Pejabat tinggi Palestina mengutuk kebijakan tersebut, dengan mengatakan pihaknya langsung mendiskualifikasi AS untuk perannya sebagai mediator. Perserikatan Bangsa-Bangsa juga  mengutuk keputusan tersebut.

Dalam kesempatan yang sama, Trump juga ditanyai tentang pernyataannya pada World Economic Forum di Davos bahwa "Jerusalem tidak dibahas" dalam hal negosiasi.

"Saya ingin menjelaskan bahwa Yerusalem adalah ibu kota Israel. Sedangkan untuk batas-batas tertentu, saya akan mendukung apa yang disepakati kedua belah pihak. Saya pikir kedua belah pihak harus membuat kompromi keras untuk mencapai kesepakatan damai," jawab Trump.

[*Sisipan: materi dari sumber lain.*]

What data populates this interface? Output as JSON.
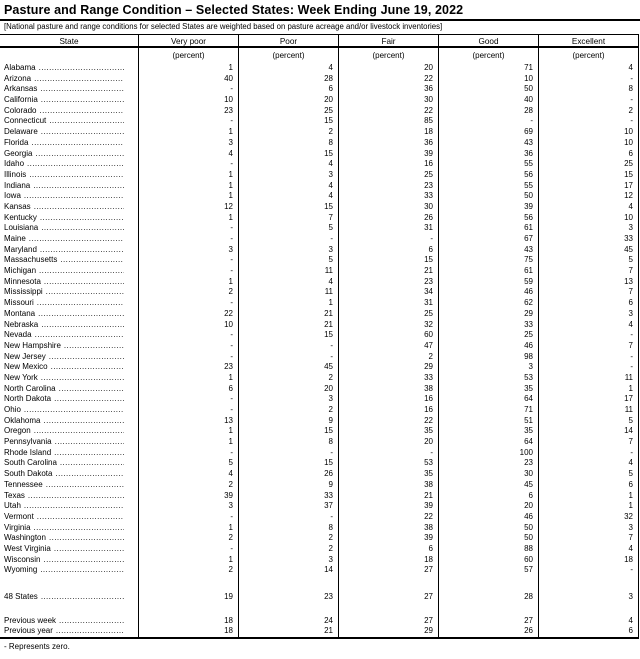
{
  "title": "Pasture and Range Condition – Selected States: Week Ending June 19, 2022",
  "note": "[National pasture and range conditions for selected States are weighted based on pasture acreage and/or livestock inventories]",
  "footnote": "- Represents zero.",
  "table": {
    "columns": [
      "State",
      "Very poor",
      "Poor",
      "Fair",
      "Good",
      "Excellent"
    ],
    "unit_label": "(percent)",
    "rows": [
      {
        "state": "Alabama",
        "very_poor": "1",
        "poor": "4",
        "fair": "20",
        "good": "71",
        "excellent": "4"
      },
      {
        "state": "Arizona",
        "very_poor": "40",
        "poor": "28",
        "fair": "22",
        "good": "10",
        "excellent": "-"
      },
      {
        "state": "Arkansas",
        "very_poor": "-",
        "poor": "6",
        "fair": "36",
        "good": "50",
        "excellent": "8"
      },
      {
        "state": "California",
        "very_poor": "10",
        "poor": "20",
        "fair": "30",
        "good": "40",
        "excellent": "-"
      },
      {
        "state": "Colorado",
        "very_poor": "23",
        "poor": "25",
        "fair": "22",
        "good": "28",
        "excellent": "2"
      },
      {
        "state": "Connecticut",
        "very_poor": "-",
        "poor": "15",
        "fair": "85",
        "good": "-",
        "excellent": "-"
      },
      {
        "state": "Delaware",
        "very_poor": "1",
        "poor": "2",
        "fair": "18",
        "good": "69",
        "excellent": "10"
      },
      {
        "state": "Florida",
        "very_poor": "3",
        "poor": "8",
        "fair": "36",
        "good": "43",
        "excellent": "10"
      },
      {
        "state": "Georgia",
        "very_poor": "4",
        "poor": "15",
        "fair": "39",
        "good": "36",
        "excellent": "6"
      },
      {
        "state": "Idaho",
        "very_poor": "-",
        "poor": "4",
        "fair": "16",
        "good": "55",
        "excellent": "25"
      },
      {
        "state": "Illinois",
        "very_poor": "1",
        "poor": "3",
        "fair": "25",
        "good": "56",
        "excellent": "15"
      },
      {
        "state": "Indiana",
        "very_poor": "1",
        "poor": "4",
        "fair": "23",
        "good": "55",
        "excellent": "17"
      },
      {
        "state": "Iowa",
        "very_poor": "1",
        "poor": "4",
        "fair": "33",
        "good": "50",
        "excellent": "12"
      },
      {
        "state": "Kansas",
        "very_poor": "12",
        "poor": "15",
        "fair": "30",
        "good": "39",
        "excellent": "4"
      },
      {
        "state": "Kentucky",
        "very_poor": "1",
        "poor": "7",
        "fair": "26",
        "good": "56",
        "excellent": "10"
      },
      {
        "state": "Louisiana",
        "very_poor": "-",
        "poor": "5",
        "fair": "31",
        "good": "61",
        "excellent": "3"
      },
      {
        "state": "Maine",
        "very_poor": "-",
        "poor": "-",
        "fair": "-",
        "good": "67",
        "excellent": "33"
      },
      {
        "state": "Maryland",
        "very_poor": "3",
        "poor": "3",
        "fair": "6",
        "good": "43",
        "excellent": "45"
      },
      {
        "state": "Massachusetts",
        "very_poor": "-",
        "poor": "5",
        "fair": "15",
        "good": "75",
        "excellent": "5"
      },
      {
        "state": "Michigan",
        "very_poor": "-",
        "poor": "11",
        "fair": "21",
        "good": "61",
        "excellent": "7"
      },
      {
        "state": "Minnesota",
        "very_poor": "1",
        "poor": "4",
        "fair": "23",
        "good": "59",
        "excellent": "13"
      },
      {
        "state": "Mississippi",
        "very_poor": "2",
        "poor": "11",
        "fair": "34",
        "good": "46",
        "excellent": "7"
      },
      {
        "state": "Missouri",
        "very_poor": "-",
        "poor": "1",
        "fair": "31",
        "good": "62",
        "excellent": "6"
      },
      {
        "state": "Montana",
        "very_poor": "22",
        "poor": "21",
        "fair": "25",
        "good": "29",
        "excellent": "3"
      },
      {
        "state": "Nebraska",
        "very_poor": "10",
        "poor": "21",
        "fair": "32",
        "good": "33",
        "excellent": "4"
      },
      {
        "state": "Nevada",
        "very_poor": "-",
        "poor": "15",
        "fair": "60",
        "good": "25",
        "excellent": "-"
      },
      {
        "state": "New Hampshire",
        "very_poor": "-",
        "poor": "-",
        "fair": "47",
        "good": "46",
        "excellent": "7"
      },
      {
        "state": "New Jersey",
        "very_poor": "-",
        "poor": "-",
        "fair": "2",
        "good": "98",
        "excellent": "-"
      },
      {
        "state": "New Mexico",
        "very_poor": "23",
        "poor": "45",
        "fair": "29",
        "good": "3",
        "excellent": "-"
      },
      {
        "state": "New York",
        "very_poor": "1",
        "poor": "2",
        "fair": "33",
        "good": "53",
        "excellent": "11"
      },
      {
        "state": "North Carolina",
        "very_poor": "6",
        "poor": "20",
        "fair": "38",
        "good": "35",
        "excellent": "1"
      },
      {
        "state": "North Dakota",
        "very_poor": "-",
        "poor": "3",
        "fair": "16",
        "good": "64",
        "excellent": "17"
      },
      {
        "state": "Ohio",
        "very_poor": "-",
        "poor": "2",
        "fair": "16",
        "good": "71",
        "excellent": "11"
      },
      {
        "state": "Oklahoma",
        "very_poor": "13",
        "poor": "9",
        "fair": "22",
        "good": "51",
        "excellent": "5"
      },
      {
        "state": "Oregon",
        "very_poor": "1",
        "poor": "15",
        "fair": "35",
        "good": "35",
        "excellent": "14"
      },
      {
        "state": "Pennsylvania",
        "very_poor": "1",
        "poor": "8",
        "fair": "20",
        "good": "64",
        "excellent": "7"
      },
      {
        "state": "Rhode Island",
        "very_poor": "-",
        "poor": "-",
        "fair": "-",
        "good": "100",
        "excellent": "-"
      },
      {
        "state": "South Carolina",
        "very_poor": "5",
        "poor": "15",
        "fair": "53",
        "good": "23",
        "excellent": "4"
      },
      {
        "state": "South Dakota",
        "very_poor": "4",
        "poor": "26",
        "fair": "35",
        "good": "30",
        "excellent": "5"
      },
      {
        "state": "Tennessee",
        "very_poor": "2",
        "poor": "9",
        "fair": "38",
        "good": "45",
        "excellent": "6"
      },
      {
        "state": "Texas",
        "very_poor": "39",
        "poor": "33",
        "fair": "21",
        "good": "6",
        "excellent": "1"
      },
      {
        "state": "Utah",
        "very_poor": "3",
        "poor": "37",
        "fair": "39",
        "good": "20",
        "excellent": "1"
      },
      {
        "state": "Vermont",
        "very_poor": "-",
        "poor": "-",
        "fair": "22",
        "good": "46",
        "excellent": "32"
      },
      {
        "state": "Virginia",
        "very_poor": "1",
        "poor": "8",
        "fair": "38",
        "good": "50",
        "excellent": "3"
      },
      {
        "state": "Washington",
        "very_poor": "2",
        "poor": "2",
        "fair": "39",
        "good": "50",
        "excellent": "7"
      },
      {
        "state": "West Virginia",
        "very_poor": "-",
        "poor": "2",
        "fair": "6",
        "good": "88",
        "excellent": "4"
      },
      {
        "state": "Wisconsin",
        "very_poor": "1",
        "poor": "3",
        "fair": "18",
        "good": "60",
        "excellent": "18"
      },
      {
        "state": "Wyoming",
        "very_poor": "2",
        "poor": "14",
        "fair": "27",
        "good": "57",
        "excellent": "-"
      }
    ],
    "total_rows": [
      {
        "state": "48 States",
        "very_poor": "19",
        "poor": "23",
        "fair": "27",
        "good": "28",
        "excellent": "3"
      }
    ],
    "comparison_rows": [
      {
        "state": "Previous week",
        "very_poor": "18",
        "poor": "24",
        "fair": "27",
        "good": "27",
        "excellent": "4"
      },
      {
        "state": "Previous year",
        "very_poor": "18",
        "poor": "21",
        "fair": "29",
        "good": "26",
        "excellent": "6"
      }
    ]
  }
}
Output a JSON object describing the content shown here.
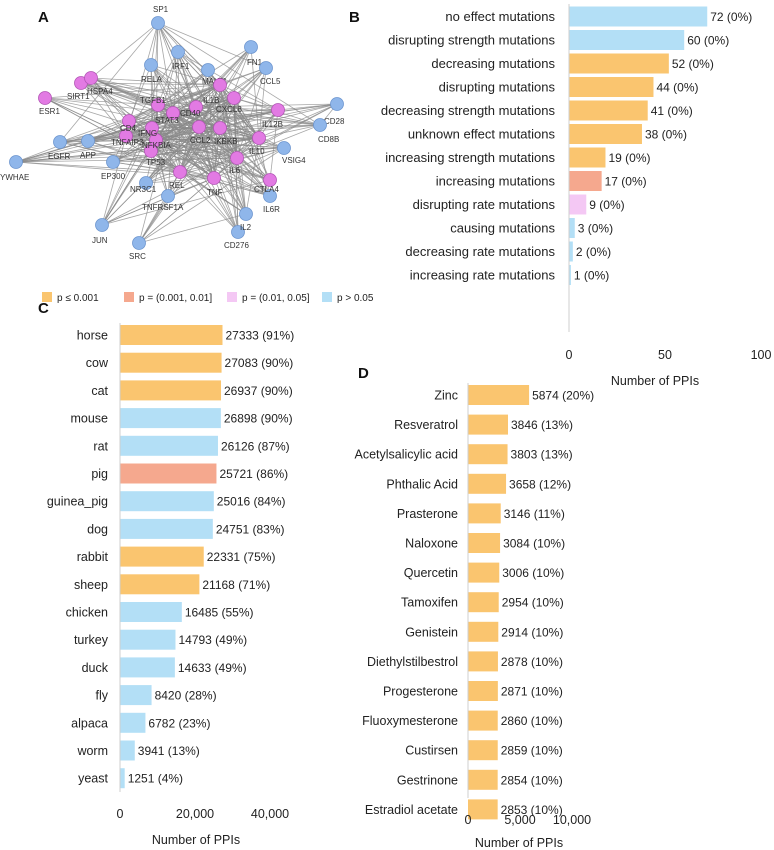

Sementara, saat ditanyakan soal permukiman, Trump menyebut masalah tersebut merupakan sesuatu yang sangat sulit dan rumit dalam menciptakan perdamaian. Pernyataan tersebut tampaknya mencerminkan sikap yang lebih keras dibanding pernyataan pemerintah AS dalam beberapa bulan terakhir, dan sangat mirip dengan posisi pemerintahan sebelumnya, yang cenderung menggambarkan permukiman sebagai "rintangan bagi perdamaian."

Koran "Israel Hayom" dimiliki oleh Sheldon Adelson, dan secara luas dipandang sangat mendukung Perdana Menteri Benjamin Netanyahu.